The credit was created in 1975 in part to offset the burden of Social Security taxes and as a work incentive. The amount of the credit varies but it is generally determined by income and family size.

Recipients of the credit for 2004 received more than $39 billion in tax relief, but the Internal Revenue Service said it still has trouble convincing taxpayers to take the help.

"We know there are people out there who let the fear of filling out a tax form interfere with possibly getting earned income tax credit money they are entitled to," said agency spokesman Chris Kerns.

"Many people without children also qualify for smaller amounts of the earned income credit."

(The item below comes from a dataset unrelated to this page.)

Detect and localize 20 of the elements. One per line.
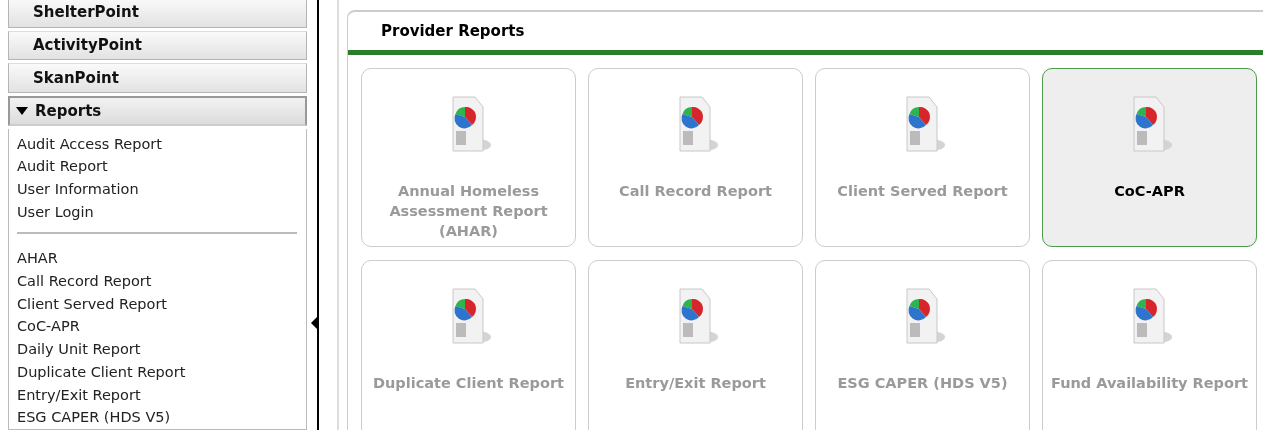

To be eligible for the credit, someone's adjusted gross income last year could not have exceeded the following amounts:

  • $35,263 ($37,263 if married filing jointly) with two or more qualifying children.

  • $31,030 ($33,030 if married filing jointly) with one qualifying child;

  • $11,750 ($13,750 if married filing jointly) with no qualifying children.

    For 2005, the maximum credit amounts are $4,400 for two or more children, $2,662 for one child, and $399 for no children.

    If a child is claimed, he or she must have lived with the taxpayer in the United States for more than half of 2005 and must be the taxpayer's son, daughter, stepchild, foster child, brother, sister, stepbrother, stepsister, or a descendant of any of them.

    The child must have been under age 19 at the end of 2005, or a full-time student under age 24, or any age if permanently and totally disabled during 2005.

    The IRS said people can mistakenly claim the complex tax credit, so it has set up Internet sites for tax preparers that allow them to quickly determine a client's eligibility.

    Experts are again warning recipients of the earned income tax credit about the pitfalls of "rapid refund" or "refund anticipation loans" that promise to deliver the money right away.

    About one out of every three recipients gets a refund anticipation loan, the Consumer Federation of America reports, with fees for such loans ranging from $29 to $120. The effective annual interest rate ranges from about 40 percent to 700 percent, depending on the size of the refund.

    Despite such potential problems, applying for the credit is beneficial to many families, said Monica Taylor, a tax preparer in the Toledo area for Jackson Hewitt Tax Service.

    "For many of them, it's the only way they can get a tax return," she said.

    "Some of them make $5,000 for the year, but if they have a child, they would be able to get $2,000 back with the earned income tax credit."